Discutir a presença feminina no mercado de trabalho, hoje, deveria ser página virada da história — tema resolvido como a altura da saia ou o tamanho do biquíni de praia. Não é, infelizmente. A fundamental invasão das mulheres em praticamente todas as profissões, em processo iniciado na segunda metade do século XX, contudo, foi insuficiente para acabar com as diferenças entre os gêneros. Levantamento do Banco Mundial revela que apenas metade delas em idade ativa está empregada. Entre os homens, 80% têm trabalho. Um dos principais motivos, atestam estudos da economista Claudia Goldin, uma das 64 representantes do sexo feminino no rol de laureados com o Prêmio Nobel (homens são 901), é a maternidade. Ter filhos é punição para a carreira.
A mais recente confirmação desse triste retrato é uma pesquisa realizada pela London School of Economics and Political Science (LSE) em parceria com a Universidade Princeton. A equipe comparou a condição de trabalhadores em 134 países, com e sem filhos, mas de perfil profissional similar. O estudo constatou que a chegada do primeiro rebento é um divisor de águas na trajetória feminina: 24% das mulheres deixam o emprego no ano inicial da vida do bebê e 15% permanecem afastadas depois de uma década. O quadro é ainda mais alarmante no Brasil: 42% das novas mães deixam suas ocupações ao parir, e 35% seguem nessa condição dez anos depois de dar à luz. “As mulheres, de modo geral, têm níveis mais elevados de educação e tirá-las do mercado significa perder mão de obra qualificada”, diz o francês Camille Landais, professor da LSE e coautor do levantamento. “Além dos prejuízos financeiros, é preciso reconhecer que a situação não é justa, simples assim.”

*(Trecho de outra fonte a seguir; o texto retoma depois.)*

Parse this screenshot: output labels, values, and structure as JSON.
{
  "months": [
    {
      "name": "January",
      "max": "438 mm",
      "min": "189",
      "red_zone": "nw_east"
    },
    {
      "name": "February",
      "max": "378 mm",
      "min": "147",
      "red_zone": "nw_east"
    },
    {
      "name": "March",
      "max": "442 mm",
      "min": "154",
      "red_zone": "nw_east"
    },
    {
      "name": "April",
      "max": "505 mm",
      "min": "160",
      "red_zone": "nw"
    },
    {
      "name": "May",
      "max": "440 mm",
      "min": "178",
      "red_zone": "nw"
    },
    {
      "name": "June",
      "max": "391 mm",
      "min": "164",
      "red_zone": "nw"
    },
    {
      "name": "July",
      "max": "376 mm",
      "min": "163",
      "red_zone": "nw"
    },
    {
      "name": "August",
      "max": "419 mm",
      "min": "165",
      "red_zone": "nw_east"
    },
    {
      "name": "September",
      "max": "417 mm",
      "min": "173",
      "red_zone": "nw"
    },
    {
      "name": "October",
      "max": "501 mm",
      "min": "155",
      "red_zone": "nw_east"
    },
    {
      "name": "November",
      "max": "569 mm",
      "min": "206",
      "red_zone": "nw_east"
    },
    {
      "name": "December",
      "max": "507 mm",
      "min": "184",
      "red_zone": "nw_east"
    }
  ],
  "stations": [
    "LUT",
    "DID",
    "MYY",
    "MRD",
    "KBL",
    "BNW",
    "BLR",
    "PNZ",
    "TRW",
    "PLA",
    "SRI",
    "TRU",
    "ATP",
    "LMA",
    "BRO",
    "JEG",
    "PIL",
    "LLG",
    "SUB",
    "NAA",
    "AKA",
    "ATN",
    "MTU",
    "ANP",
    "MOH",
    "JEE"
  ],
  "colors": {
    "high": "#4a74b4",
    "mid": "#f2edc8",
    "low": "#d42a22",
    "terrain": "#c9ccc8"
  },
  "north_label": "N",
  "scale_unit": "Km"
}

Há um efeito demográfico indesejado do fosso econômico: a gravidez vem sendo regularmente adiada, para além dos 30 anos de idade, ou até abandonada de vez. O resultado é uma queda nos índices de natalidade, com aceleradas mudanças no desenho da sociedade, em todo o mundo. O aumento do número de idosos é atalho para rombos nos sistemas de previdência. Entre os países integrantes da União Europeia, onze entre 27 apresentaram taxas em declínio constante nas últimas duas décadas, tendência seguida pelas nações em desenvolvimento. França e China tentam reverter o quadro recorrendo a incentivos financeiros. Os melhores resultados, porém, têm sido colhidos por governos que promovem a igualdade. Na Noruega, a licença parental de generosas 59 semanas pode ser dividida igualmente entre pai e mãe.
É equilíbrio raro de direitos e deveres. “Na última entrevista de emprego de que participei, me perguntaram na lata se eu tomava pílula anticoncepcional”, diz a professora Karla Conrado, 33 anos, que decidiu adiar o sonho da maternidade. Mulheres forçadas a desistir da gravidez são premidas pela incessante busca de produtividade do mundo corporativo. “Quando o homem se torna pai, passa a ser visto como um profissional dedicado que precisa cuidar da família”, afirma Livia Jorge, pesquisadora da Universidade de São Paulo (USP), especialista no tema. “Com uma mulher, ocorre o oposto, ela é percebida como alguém que tem de dividir o trabalho com os filhos.” O desfecho não demora a despontar. A advogada Paola Massambane, 37 anos, percebeu sinais prematuros de uma demissão ainda na gestação de Laís, hoje com 2 anos de idade. “Ao voltar da licença, fui informada pela minha gestora de que seria desligada mesmo apresentando ótimas avaliações de desempenho”, diz.
Olhe para o lado: é nos ombros das mães, sobretudo as de classes sociais desfavorecidas, salvo raríssimas exceções, que costuma recair a responsabilidade das tarefas domésticas e até dos imprevistos, como as interrupções do expediente para socorrer as pequenas vítimas de inevitáveis viroses. Mulheres que não têm uma rede de apoio para esses momentos inesperados são mais propensas aos pedidos de demissão. A publicitária Luisa Laranja, 30 anos, tomou a difícil decisão de deixar o cargo que ocupava em uma empresa para cuidar de Ana Lívia, a filha de apenas 9 meses, que muito cedo apresentou problemas de refluxo severo. “Ela não foi aceita em creches e eu não tinha com quem deixá-la”, diz. “Pedi para ficar em home office, mas não havia essa opção e saí.” É decisão comum, reflexo de uma discrepância constrangedora, que não poderia mais existir. Os legisladores e a sociedade precisam — com urgência — mudar o rumo da prosa.